Six Degrees Of Separation (The Paying Guests; Sarah Waters)

Oh my goodness, it's the beginning of the month AND a Saturday! That means not only a lot of posts today, but one of them is my favourite, most challenging Meme: Six Degrees Of Separation!

This month's chosen book is Sarah Water's novel 'The Paying Guest'. I have just about heard of this book in fact (literally a couple of weeks before writing this post) and I have to say that the cover doesn't give much away. Time to delve into the synopsis!

The first thing that I decided to look at (after reading the synopsis) was the reviews that this book had received. They were pretty mixed but the general sense that I got was that most people found this book quite difficult to trawl through and doesn't meet up to people's expectations in terms of content, which is exactly how I felt while reading Eleanor Catton's 'The Luminaries'. Both books are pretty long and when comparing this with a not too impressive subject matter, sound like a trek. Plus they both have mostly hidden women on their cover.

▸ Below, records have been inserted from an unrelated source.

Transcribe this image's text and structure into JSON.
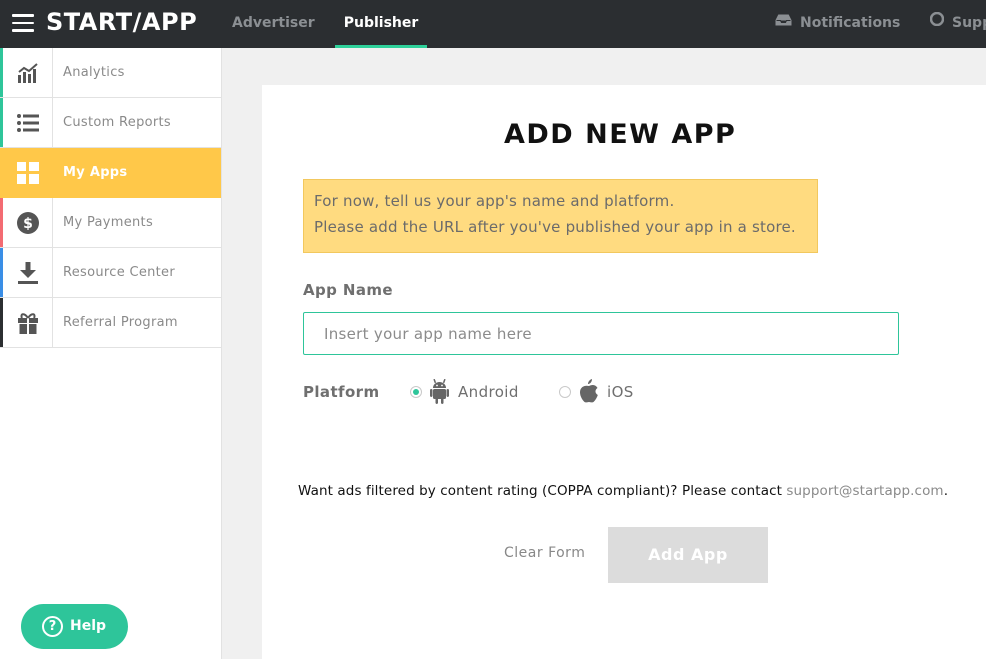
{
  "header": {
    "logo": "START/APP",
    "nav": [
      {
        "label": "Advertiser",
        "active": false
      },
      {
        "label": "Publisher",
        "active": true
      }
    ],
    "notifications_label": "Notifications",
    "support_label": "Supp",
    "accent_color": "#2ed19a"
  },
  "sidebar": {
    "items": [
      {
        "label": "Analytics",
        "icon": "chart-icon",
        "stripe": "#2ec59a",
        "active": false
      },
      {
        "label": "Custom Reports",
        "icon": "list-icon",
        "stripe": "#2ec59a",
        "active": false
      },
      {
        "label": "My Apps",
        "icon": "apps-grid-icon",
        "stripe": "#ffc849",
        "active": true
      },
      {
        "label": "My Payments",
        "icon": "dollar-icon",
        "stripe": "#f36b72",
        "active": false
      },
      {
        "label": "Resource Center",
        "icon": "download-icon",
        "stripe": "#3a8ee6",
        "active": false
      },
      {
        "label": "Referral Program",
        "icon": "gift-icon",
        "stripe": "#2b2e31",
        "active": false
      }
    ],
    "help_label": "Help"
  },
  "form": {
    "title": "ADD NEW APP",
    "notice_line1": "For now, tell us your app's name and platform.",
    "notice_line2": "Please add the URL after you've published your app in a store.",
    "app_name_label": "App Name",
    "app_name_placeholder": "Insert your app name here",
    "app_name_value": "",
    "platform_label": "Platform",
    "platforms": [
      {
        "label": "Android",
        "icon": "android-icon",
        "selected": true
      },
      {
        "label": "iOS",
        "icon": "apple-icon",
        "selected": false
      }
    ],
    "coppa_text": "Want ads filtered by content rating (COPPA compliant)? Please contact",
    "coppa_email": "support@startapp.com",
    "coppa_end": ".",
    "clear_label": "Clear Form",
    "submit_label": "Add App"
  }
}
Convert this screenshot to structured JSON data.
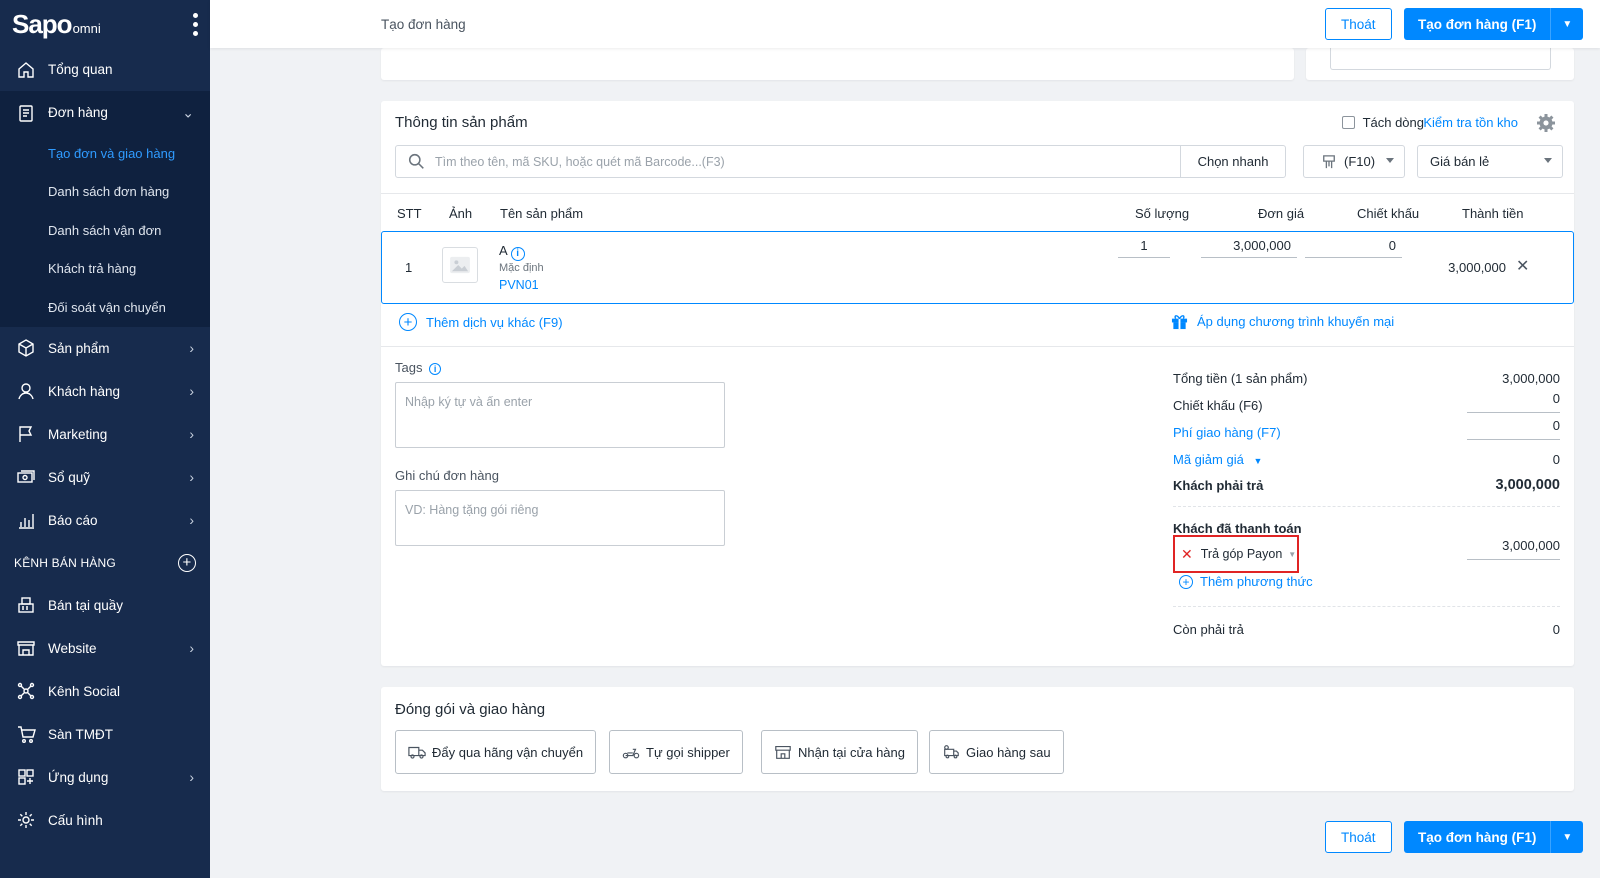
{
  "brand": {
    "logo": "Sapo",
    "logo_suffix": "omni"
  },
  "sidebar": {
    "items": [
      {
        "label": "Tổng quan",
        "icon": "home-icon"
      },
      {
        "label": "Đơn hàng",
        "icon": "order-icon"
      },
      {
        "label": "Sản phẩm",
        "icon": "box-icon"
      },
      {
        "label": "Khách hàng",
        "icon": "user-icon"
      },
      {
        "label": "Marketing",
        "icon": "flag-icon"
      },
      {
        "label": "Sổ quỹ",
        "icon": "cash-icon"
      },
      {
        "label": "Báo cáo",
        "icon": "chart-icon"
      }
    ],
    "order_sub": [
      "Tạo đơn và giao hàng",
      "Danh sách đơn hàng",
      "Danh sách vận đơn",
      "Khách trả hàng",
      "Đối soát vận chuyển"
    ],
    "section_title": "KÊNH BÁN HÀNG",
    "channels": [
      {
        "label": "Bán tại quầy",
        "icon": "pos-icon"
      },
      {
        "label": "Website",
        "icon": "store-icon"
      },
      {
        "label": "Kênh Social",
        "icon": "social-icon"
      },
      {
        "label": "Sàn TMĐT",
        "icon": "ecommerce-icon"
      },
      {
        "label": "Ứng dụng",
        "icon": "apps-icon"
      },
      {
        "label": "Cấu hình",
        "icon": "settings-icon"
      }
    ]
  },
  "topbar": {
    "title": "Tạo đơn hàng",
    "exit": "Thoát",
    "create": "Tạo đơn hàng (F1)"
  },
  "product": {
    "title": "Thông tin sản phẩm",
    "split_line": "Tách dòng",
    "check_stock": "Kiểm tra tồn kho",
    "search_placeholder": "Tìm theo tên, mã SKU, hoặc quét mã Barcode...(F3)",
    "quick_pick": "Chọn nhanh",
    "f10": "(F10)",
    "price_type": "Giá bán lẻ",
    "columns": {
      "stt": "STT",
      "image": "Ảnh",
      "name": "Tên sản phẩm",
      "qty": "Số lượng",
      "price": "Đơn giá",
      "discount": "Chiết khấu",
      "total": "Thành tiền"
    },
    "row": {
      "stt": "1",
      "name": "A",
      "variant": "Mặc định",
      "sku": "PVN01",
      "qty": "1",
      "price": "3,000,000",
      "discount": "0",
      "total": "3,000,000"
    },
    "add_service": "Thêm dịch vụ khác (F9)",
    "apply_promo": "Áp dụng chương trình khuyến mại"
  },
  "notes": {
    "tags_label": "Tags",
    "tags_placeholder": "Nhập ký tự và ấn enter",
    "note_label": "Ghi chú đơn hàng",
    "note_placeholder": "VD: Hàng tặng gói riêng"
  },
  "summary": {
    "total_label": "Tổng tiền (1 sản phẩm)",
    "total_value": "3,000,000",
    "discount_label": "Chiết khấu (F6)",
    "discount_value": "0",
    "shipping_label": "Phí giao hàng (F7)",
    "shipping_value": "0",
    "coupon_label": "Mã giảm giá",
    "coupon_value": "0",
    "must_pay_label": "Khách phải trả",
    "must_pay_value": "3,000,000",
    "paid_label": "Khách đã thanh toán",
    "payment_method": "Trả góp Payon",
    "payment_value": "3,000,000",
    "add_method": "Thêm phương thức",
    "remaining_label": "Còn phải trả",
    "remaining_value": "0"
  },
  "shipping": {
    "title": "Đóng gói và giao hàng",
    "options": [
      "Đẩy qua hãng vận chuyển",
      "Tự gọi shipper",
      "Nhận tại cửa hàng",
      "Giao hàng sau"
    ]
  },
  "colors": {
    "sidebar": "#172b4d",
    "primary": "#0088ff",
    "highlight": "#e02424"
  }
}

Speaking of long books, my longest read so far this year was George R.R. Martin's 'A Storm Of Swords: Steel & Snow' with an impressive 625 pages ('The Luminaries' had 834!!). The length thing is really all I can relate with these two, other than the impressive cast of characters, each with their own secrets, ambitions and desires to sort through. I feel like George R.R. Martin's series does it a little better however.

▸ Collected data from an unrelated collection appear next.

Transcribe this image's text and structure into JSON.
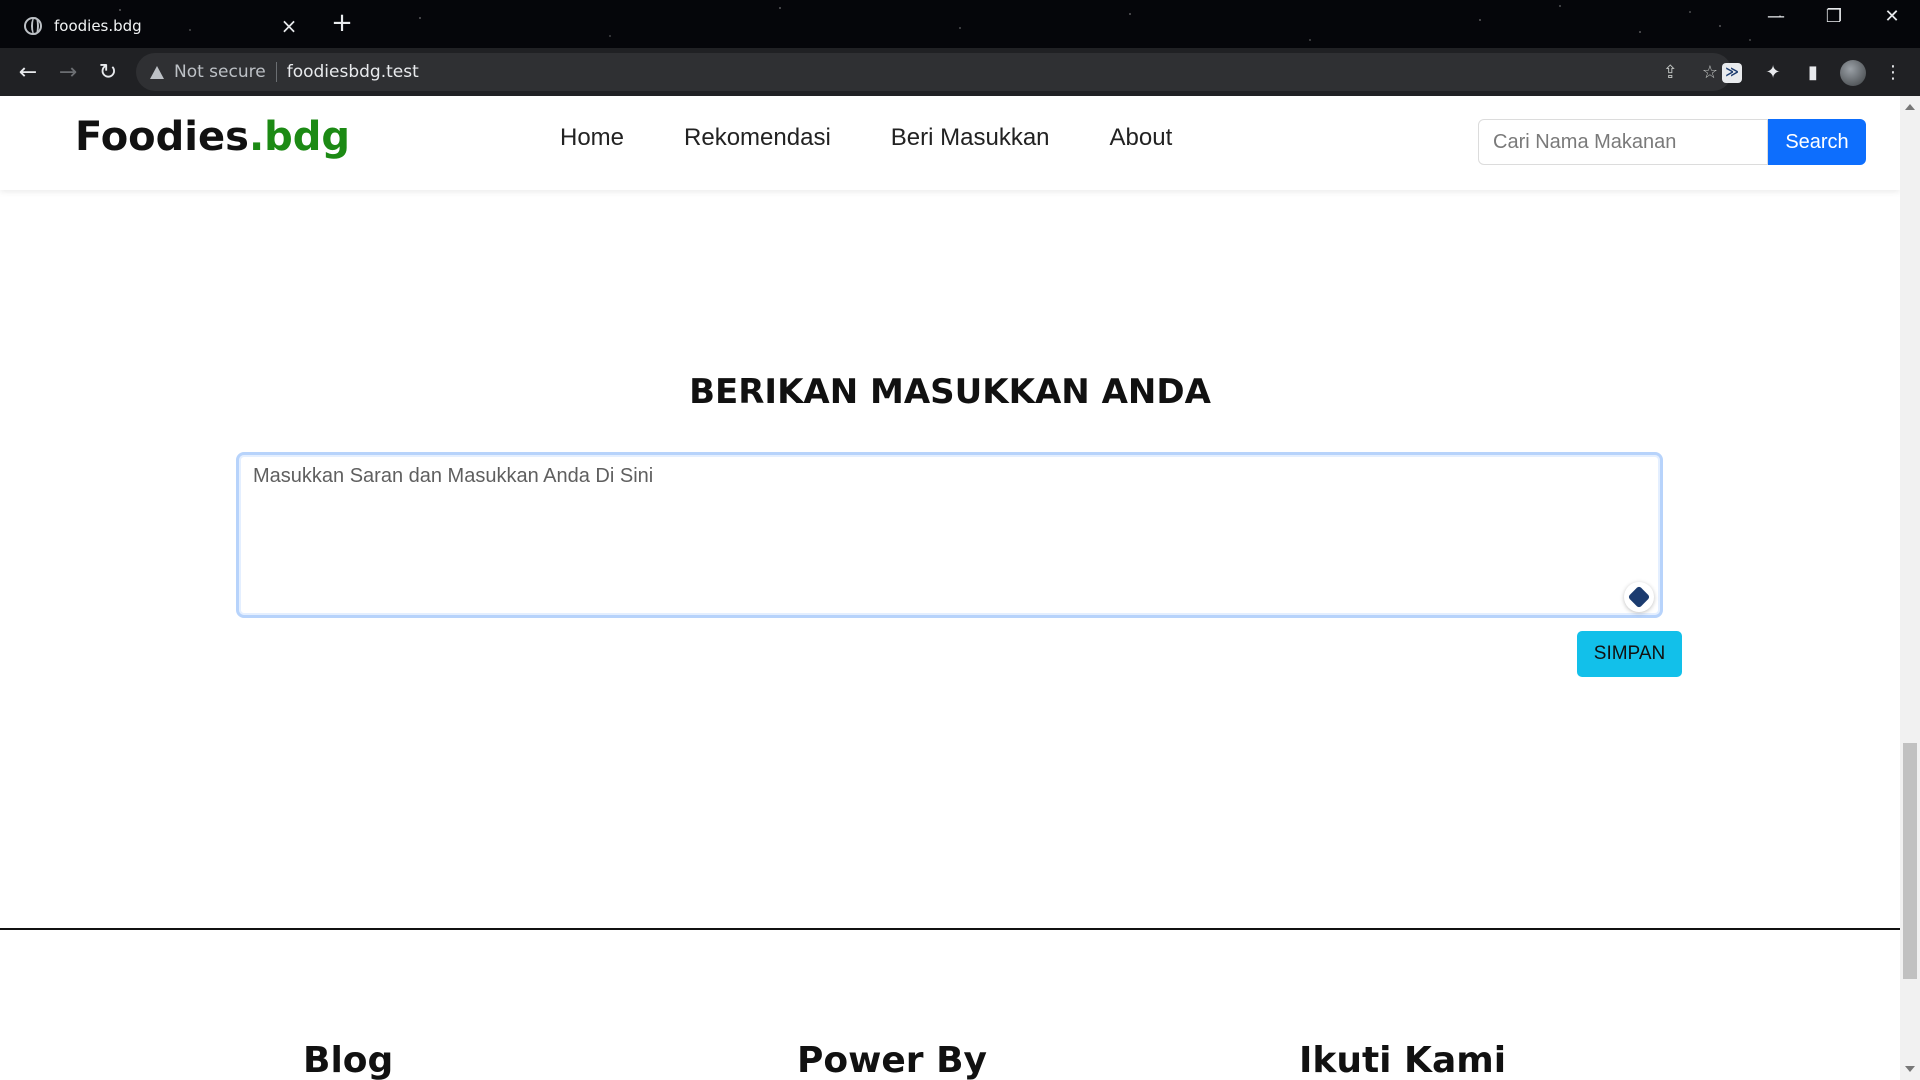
{
  "browser": {
    "tab_title": "foodies.bdg",
    "tab_close": "×",
    "new_tab": "+",
    "security_label": "Not secure",
    "url": "foodiesbdg.test",
    "back": "←",
    "forward": "→",
    "reload": "↻",
    "minimize": "—",
    "restore": "❐",
    "close": "✕",
    "share_icon": "⇪",
    "star_icon": "☆",
    "extensions_icon": "✦",
    "sidepanel_icon": "▮",
    "menu_icon": "⋮",
    "ext_badge": "≫"
  },
  "nav": {
    "brand_main": "Foodies",
    "brand_accent": ".bdg",
    "items": [
      {
        "label": "Home"
      },
      {
        "label": "Rekomendasi"
      },
      {
        "label": "Beri Masukkan"
      },
      {
        "label": "About"
      }
    ],
    "search": {
      "placeholder": "Cari Nama Makanan",
      "button_label": "Search"
    }
  },
  "main": {
    "heading": "BERIKAN MASUKKAN ANDA",
    "textarea_placeholder": "Masukkan Saran dan Masukkan Anda Di Sini",
    "save_label": "SIMPAN"
  },
  "footer": {
    "columns": [
      {
        "title": "Blog"
      },
      {
        "title": "Power By"
      },
      {
        "title": "Ikuti Kami"
      }
    ]
  },
  "colors": {
    "brand_accent": "#1c8a14",
    "search_button": "#0d6efd",
    "save_button": "#12c0ea",
    "toolbar": "#202124"
  }
}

This might be a tad lazy on my part, but I may as well throw in 'A Storm Of Swords: Blood & Gold' while I'm at it because they are in essence two parts of the same book. The similarities are obvious here: same author, same series, same characters, same setting etc. Like I said, they are actually technically meant to be read together as one book, but the set I received for my birthday split them up. I'm glad it did though, there's a lot that happens!

'The Queen Of The Tearling' by Erika Johansen was a book that I liked but didn't love. The setting was a little unclear, the young queen's obsession with what beauty truly is irritated me and I felt like the first book in the series didn't bring a whole lot to the table. Like George R.R. Martin's spectacular series however, it was overflowing with political intrigue and worked with multiple POVs to keep the reader guessing as to what would happen next.

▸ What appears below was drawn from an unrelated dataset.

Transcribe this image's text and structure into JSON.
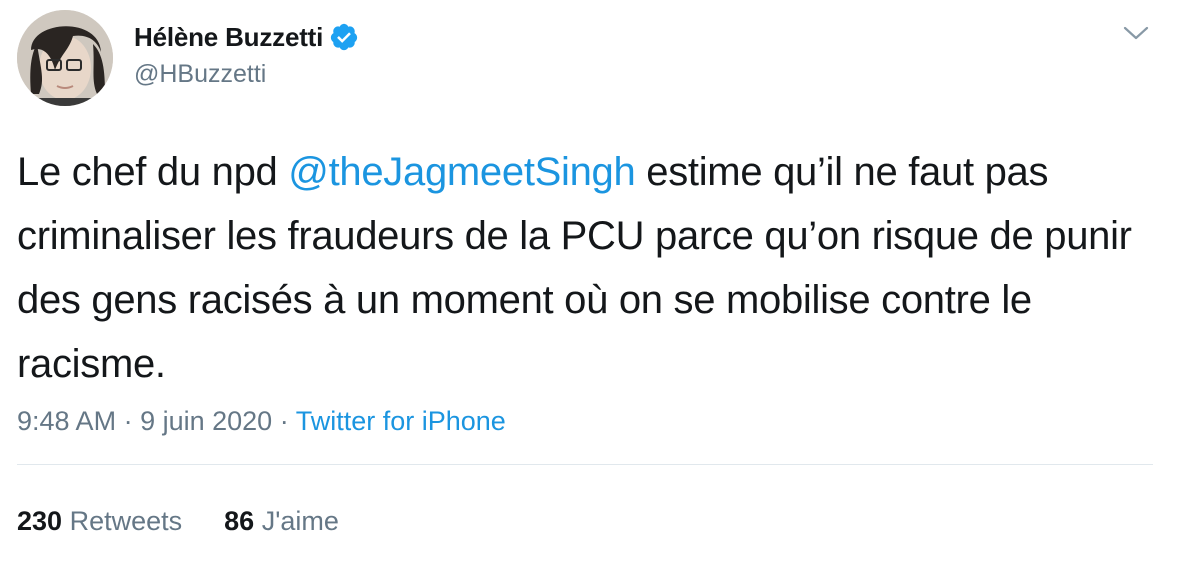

In some ways, 'The Hobbit' by J.R.R. Tolkien reminded me a lot of the aforementioned book. For the most part both books involve a journey involving a large group that had an absolute ton of enemies to fight or outwit. That group all had very distinct personalities and were journeying to help one member reclaim their birthright and face a great evil.

The similarities between Christopher Paolini's Inheritance Trilogy, of which 'Eldest' is the second book, and J.R.R. Tolkien's books set in middle Earth are often pointed out. There are lots of different races in both (Elves, Dwarves, Humans, even Urguls sound a little like Orcs...) and the lore behind it all is very similar. Galbatorix is comparable with Sauron too and let's not forget that both books include Dragons (though Smaug is considerably more evil than Saphira).

This one mostly ended up delving into my beloved High Fantasy/Epic Fantasy genres but I'm quite pleased with how this list turned out!